Les annales des siècles suivants mentionnent les luttes régulières que mènent les monarques assyriens afin de mater les révoltes des Arabes, très souvent gouvernés par des reines. Ils font également état d’un royaume de Qedar installé dès le VIIème siècle AEC autour de l’oasis de Duma, au nord-ouest de l’Arabie, et dont les souverains portent le titre de « roi ou reine des Arabes ». Implantés au sud de Gaza et de la Jordanie actuelle, ces Qedarites apportent leur soutien au Perse Cambyse quand il part à la conquête de l’Egypte à la fin du VIème siècle AEC. Un peu plus au sud, les oasis d’Arabie occidentale jusqu’à Yathrib (l’actuelle Médine), telles que Tayma, sont occupées par les Babyloniens dans la seconde moitié du même siècle.

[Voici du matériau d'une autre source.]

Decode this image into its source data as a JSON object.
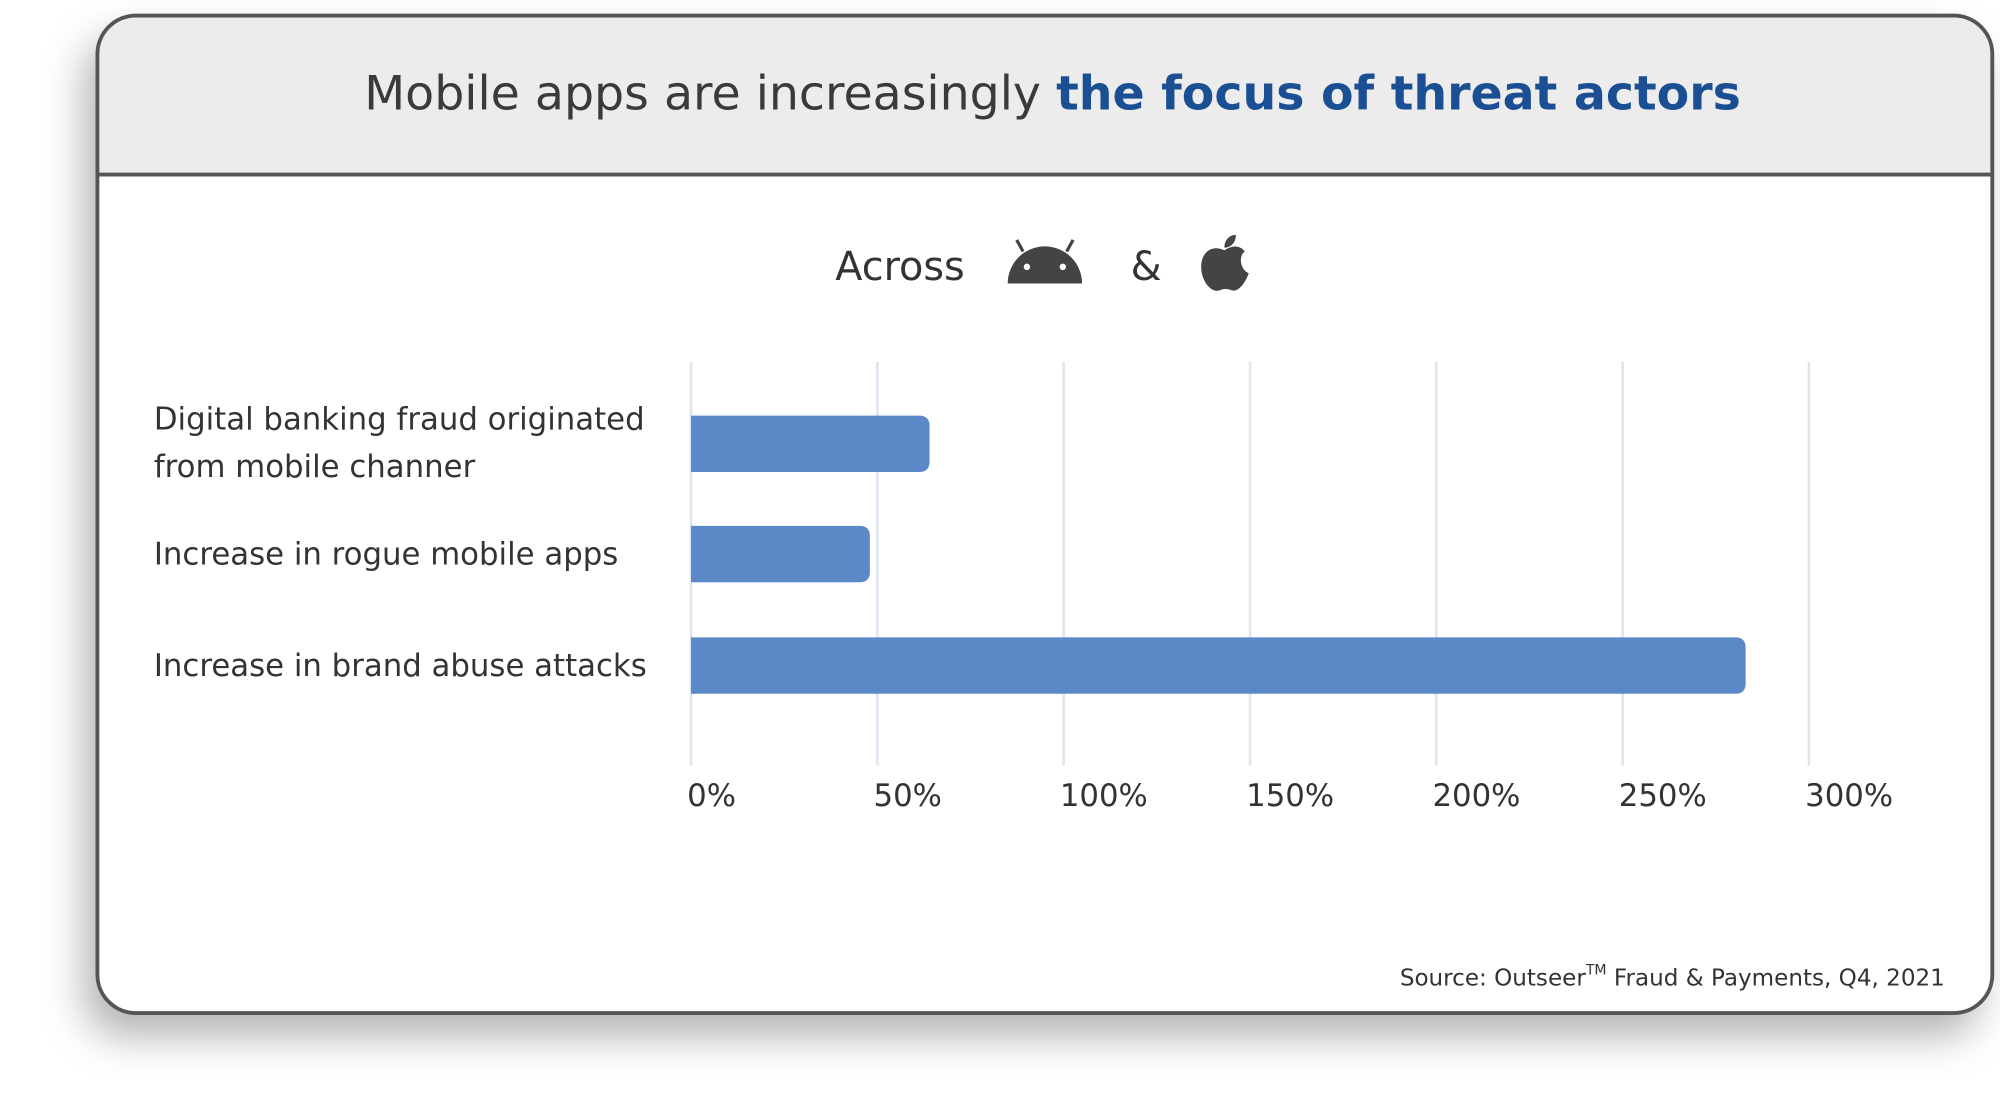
{
  "chart_data": {
    "type": "bar",
    "orientation": "horizontal",
    "title": "Mobile apps are increasingly ",
    "title_highlight": "the focus of threat actors",
    "subtitle": "Across",
    "subtitle_join": "&",
    "categories": [
      "Digital banking fraud originated from mobile channer",
      "Increase in rogue mobile apps",
      "Increase in brand abuse attacks"
    ],
    "values": [
      64,
      48,
      283
    ],
    "color": "#5b89c7",
    "xlim": [
      0,
      300
    ],
    "xticks": [
      {
        "value": 0,
        "label": "0%"
      },
      {
        "value": 50,
        "label": "50%"
      },
      {
        "value": 100,
        "label": "100%"
      },
      {
        "value": 150,
        "label": "150%"
      },
      {
        "value": 200,
        "label": "200%"
      },
      {
        "value": 250,
        "label": "250%"
      },
      {
        "value": 300,
        "label": "300%"
      }
    ],
    "grid": true,
    "source": "Source: Outseer",
    "source_mark": "TM",
    "source_rest": " Fraud & Payments, Q4, 2021"
  }
}
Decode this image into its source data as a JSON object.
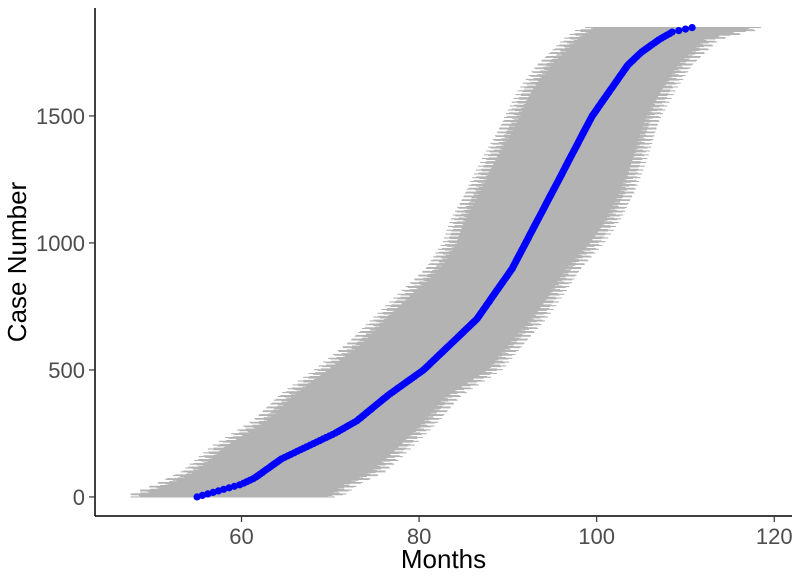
{
  "chart_data": {
    "type": "scatter",
    "title": "",
    "xlabel": "Months",
    "ylabel": "Case Number",
    "xlim": [
      43.5,
      122
    ],
    "ylim": [
      -75,
      1925
    ],
    "x_ticks": [
      60,
      80,
      100,
      120
    ],
    "y_ticks": [
      0,
      500,
      1000,
      1500
    ],
    "x_tick_labels": [
      "60",
      "80",
      "100",
      "120"
    ],
    "y_tick_labels": [
      "0",
      "500",
      "1000",
      "1500"
    ],
    "grid": false,
    "legend": "none",
    "n_cases": 1850,
    "point_color": "#0000ff",
    "interval_color": "#b3b3b3",
    "axis_color": "#000000",
    "series": [
      {
        "kind": "points",
        "cases": [
          0,
          25,
          50,
          75,
          100,
          150,
          200,
          250,
          300,
          400,
          500,
          600,
          700,
          800,
          900,
          1000,
          1100,
          1200,
          1300,
          1400,
          1500,
          1600,
          1700,
          1750,
          1800,
          1830,
          1850
        ],
        "months": [
          55.0,
          57.5,
          60.0,
          61.5,
          62.5,
          64.5,
          67.5,
          70.5,
          73.0,
          76.5,
          80.5,
          83.5,
          86.5,
          88.5,
          90.5,
          92.0,
          93.5,
          95.0,
          96.5,
          98.0,
          99.5,
          101.5,
          103.5,
          105.0,
          107.0,
          108.5,
          111.0
        ]
      },
      {
        "kind": "interval-lower",
        "cases": [
          0,
          50,
          100,
          200,
          300,
          400,
          500,
          600,
          700,
          800,
          900,
          1000,
          1100,
          1200,
          1300,
          1400,
          1500,
          1600,
          1700,
          1800,
          1850
        ],
        "months": [
          47.5,
          51.0,
          54.0,
          57.5,
          62.0,
          65.0,
          69.0,
          72.5,
          75.5,
          78.5,
          81.5,
          83.5,
          84.5,
          86.0,
          87.5,
          89.0,
          90.5,
          92.0,
          94.0,
          97.0,
          99.0
        ]
      },
      {
        "kind": "interval-upper",
        "cases": [
          0,
          50,
          100,
          200,
          300,
          400,
          500,
          600,
          700,
          800,
          900,
          1000,
          1100,
          1200,
          1300,
          1400,
          1500,
          1600,
          1700,
          1800,
          1850
        ],
        "months": [
          70.5,
          72.5,
          75.5,
          78.5,
          81.5,
          84.0,
          88.5,
          91.0,
          93.5,
          95.5,
          97.5,
          100.0,
          102.0,
          103.5,
          104.5,
          105.5,
          106.5,
          108.0,
          110.0,
          113.0,
          118.5
        ]
      }
    ]
  }
}
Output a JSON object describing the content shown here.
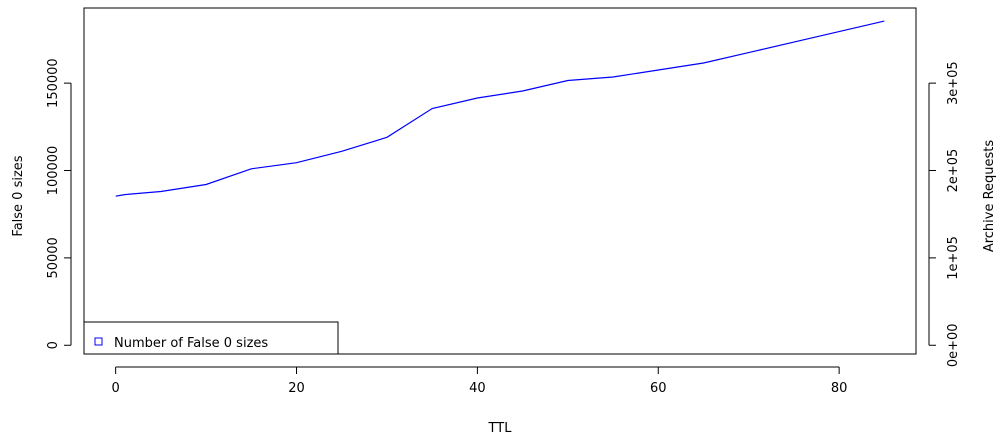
{
  "chart_data": {
    "type": "line",
    "xlabel": "TTL",
    "ylabel": "False 0 sizes",
    "y2label": "Archive Requests",
    "xlim": [
      -3.5,
      88.5
    ],
    "ylim": [
      -5000,
      193000
    ],
    "y2lim": [
      -10000,
      386000
    ],
    "x_ticks": [
      0,
      20,
      40,
      60,
      80
    ],
    "x_tick_labels": [
      "0",
      "20",
      "40",
      "60",
      "80"
    ],
    "y_ticks": [
      0,
      50000,
      100000,
      150000
    ],
    "y_tick_labels": [
      "0",
      "50000",
      "100000",
      "150000"
    ],
    "y2_ticks": [
      0,
      100000,
      200000,
      300000
    ],
    "y2_tick_labels": [
      "0e+00",
      "1e+05",
      "2e+05",
      "3e+05"
    ],
    "grid": false,
    "legend": {
      "position": "bottom-left",
      "entries": [
        "Number of False 0 sizes"
      ]
    },
    "series": [
      {
        "name": "Number of False 0 sizes",
        "color": "#0000ff",
        "x": [
          0,
          1,
          5,
          10,
          15,
          20,
          25,
          30,
          35,
          40,
          45,
          50,
          55,
          60,
          65,
          70,
          75,
          80,
          85
        ],
        "values": [
          85300,
          86200,
          88000,
          92000,
          101000,
          104500,
          111000,
          119000,
          135500,
          141500,
          145500,
          151500,
          153500,
          157500,
          161500,
          167500,
          173500,
          179500,
          185500
        ]
      }
    ]
  }
}
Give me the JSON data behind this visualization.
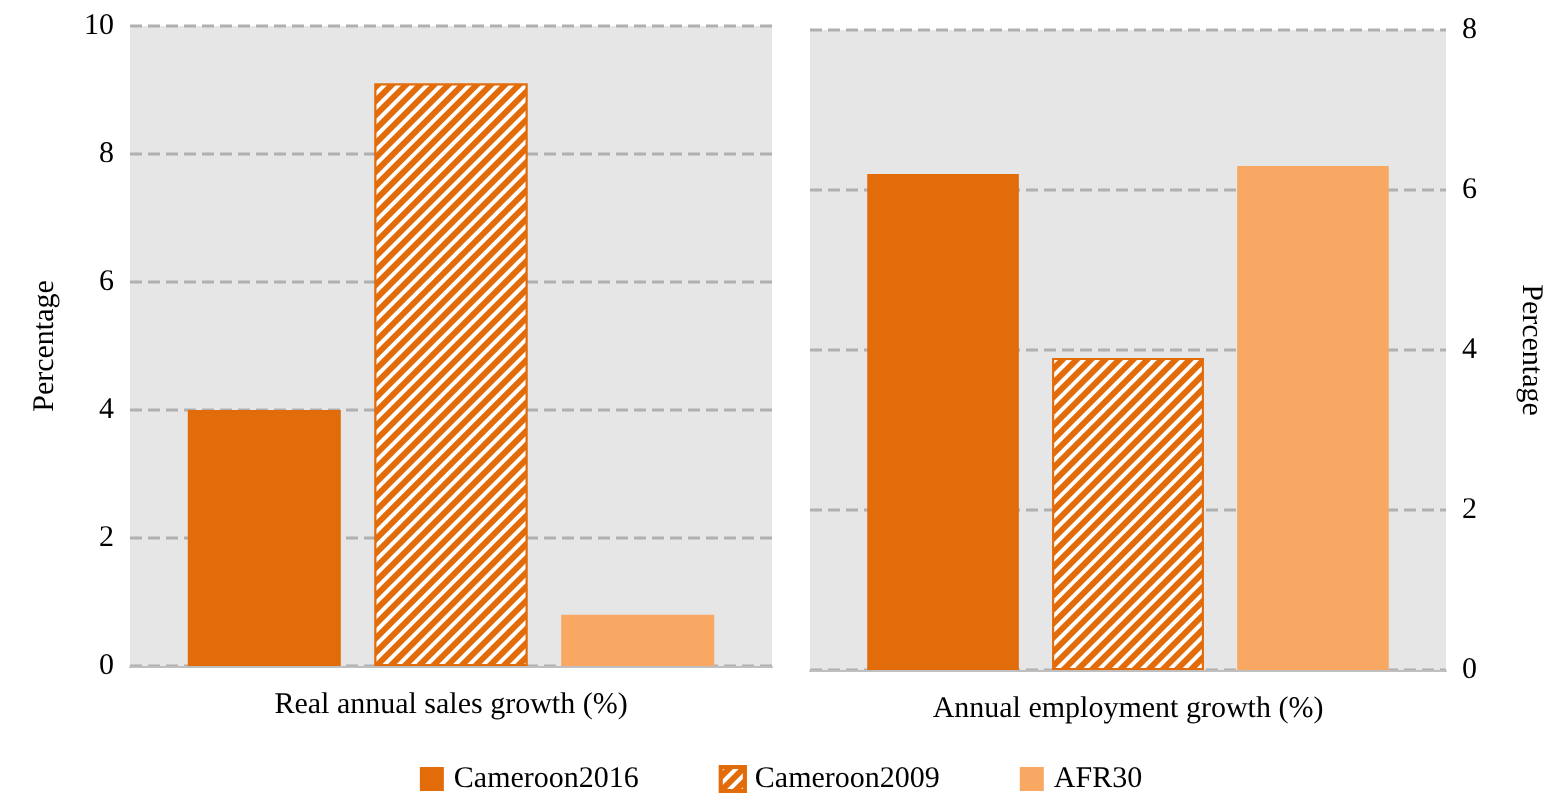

Des Yémen et Oman actuels jusqu’aux oasis proches du Golfe persique ou de la Mer Rouge, la péninsule est majoritairement peuplée d’habitants sédentaires pratiquant l’agriculture ou vivant des activités générées par le commerce caravanier que les bédouins (« habitants du désert » en arabe[3]) – pratiquent entre l’Arabie méridionale, le Golfe et la Méditerranée. Élevant essentiellement des dromadaires (domestiqués au cours de la seconde moitié du deuxième millénaire AEC), ainsi que des caprins, voire des ovins et des chevaux, ces nomades s’adonnent largement au brigandage et aux razzias, afin d’améliorer leurs maigres subsistances. Leur nomadisme varie selon les saisons : au « printemps », quand la pluie tombe et que l’herbe verdoie, ils se dispersent avec leur bétail ; inversement, ils se regroupent, à la saison sèche, autour des points d’eau pérennes où ils imposent leur domination aux agriculteurs cultivant le palmier-dattier dans les oasis. Fragmentés en clans, eux-mêmes regroupés en tribus voire en confédérations, les Arabes du désert parlent une demi-douzaine de langues « nord arabiques », apparentées à l’arabe mais distinctes : elles sont d’ailleurs écrites dans des caractères proches de l’alphabet sud-arabique et non de ceux du « vieil arabe » déjà en usage[4]. La plupart des Arabes sont polythéistes et animistes, à l’exception de quelques oasis chrétiennes ou juives.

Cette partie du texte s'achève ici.